Former CIA Director John Brennan sworn in
before testifying during a House Permanent Select Committee on Intelligence for
a hearing on Russian actions during the 2016 election at Capitol Hill in
Washington, DC, May 23, 2017. Photo by Saul Loeb/AFP/Getty
Take former CIA director John Brennan,
whose security clearance Trump revoked because he was upset that Brennan was
criticizing him. After Trump’s announcement, Brennan was lionized by the media
as a truth-telling luminary, instantly beloved by all Democrats. How quickly
people (pretend to) forget that Brennan, just a few years ago, ordered the CIA
to spy on Democratic Senate staffers who were investigating the agency’s
torture program, and then blatantly lied about it to the public.
It is indeed possible to condemn Trump’s vengeful actions against people
like Brennan without showering these people with unadulterated praise.
Yes, Trump’s retaliation against Brennan
for criticizing him is concerning, but why do so many pundits feel the need to
declare Brennan a “hero”? It is indeed possible to condemn Trump’s vengeful
actions against people like Brennan without showering these people with
unadulterated praise.
Cable news is littered with similar cases.
James Clapper, the former director of national intelligence, lied to Congress
about the NSA’s mass surveillance of Americans before the Snowden revelations.
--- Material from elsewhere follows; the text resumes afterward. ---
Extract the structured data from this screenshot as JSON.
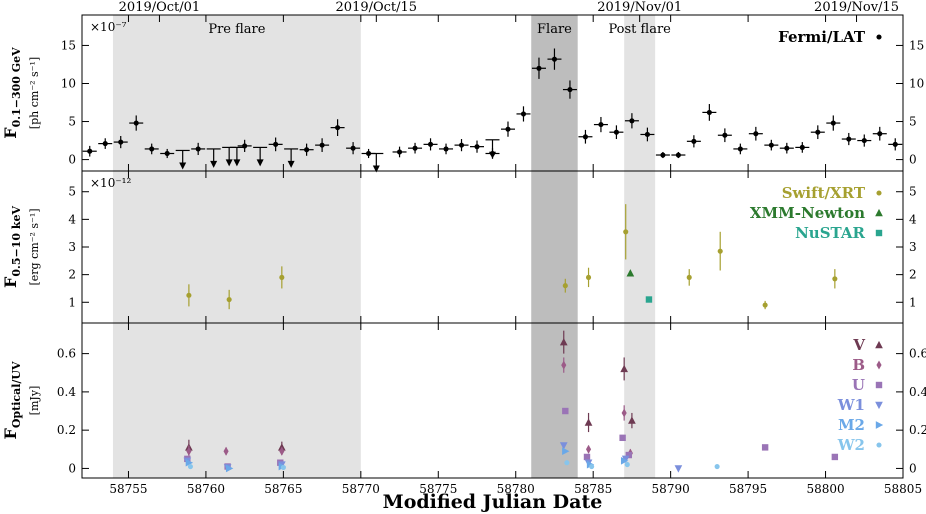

He’s now a regular anti-Trump commentator on CNN. Michael Hayden, the former
Bush administration NSA and CIA chief who made so many false statements to
Congress that they are featured in a stand-alone section in the Senate’s 2014
torture report, is regularly seen on television ripping Trump for constant
falsehoods. Hayden even has a bestselling new book, The Assault on
Intelligence: American National Security in the Age of Lies, lamenting the
death of “truth.”
It is the height of irony that Trump
constantly rants about the “deep state,” yet the most coordinated PR campaign
involving ex-intelligence officials we’ve seen in his presidency was in support
of one of his major agenda items. It was Brennan, Clapper, and Hayden — along with dozens of other former intelligence officials — who banded together and and used their newfound media platforms to
lobby for Trump’s CIA nominee Gina
Haspel, who was personally involved in the agency’s appalling torture program
after 9/11.
The next time a Trump cabinet official is
caught lying under oath but faces no retribution for it — or when Trump’s CIA is involved in
its next human rights scandal — we should save part
of the blame for those who paved the way for such an act to go unpunished. By
uncritically glorifying law enforcement and intelligence officials who have
tramped on civil liberties for decades in the name of fighting Trump, we may
damage the cause of civil liberties long after Trump is gone.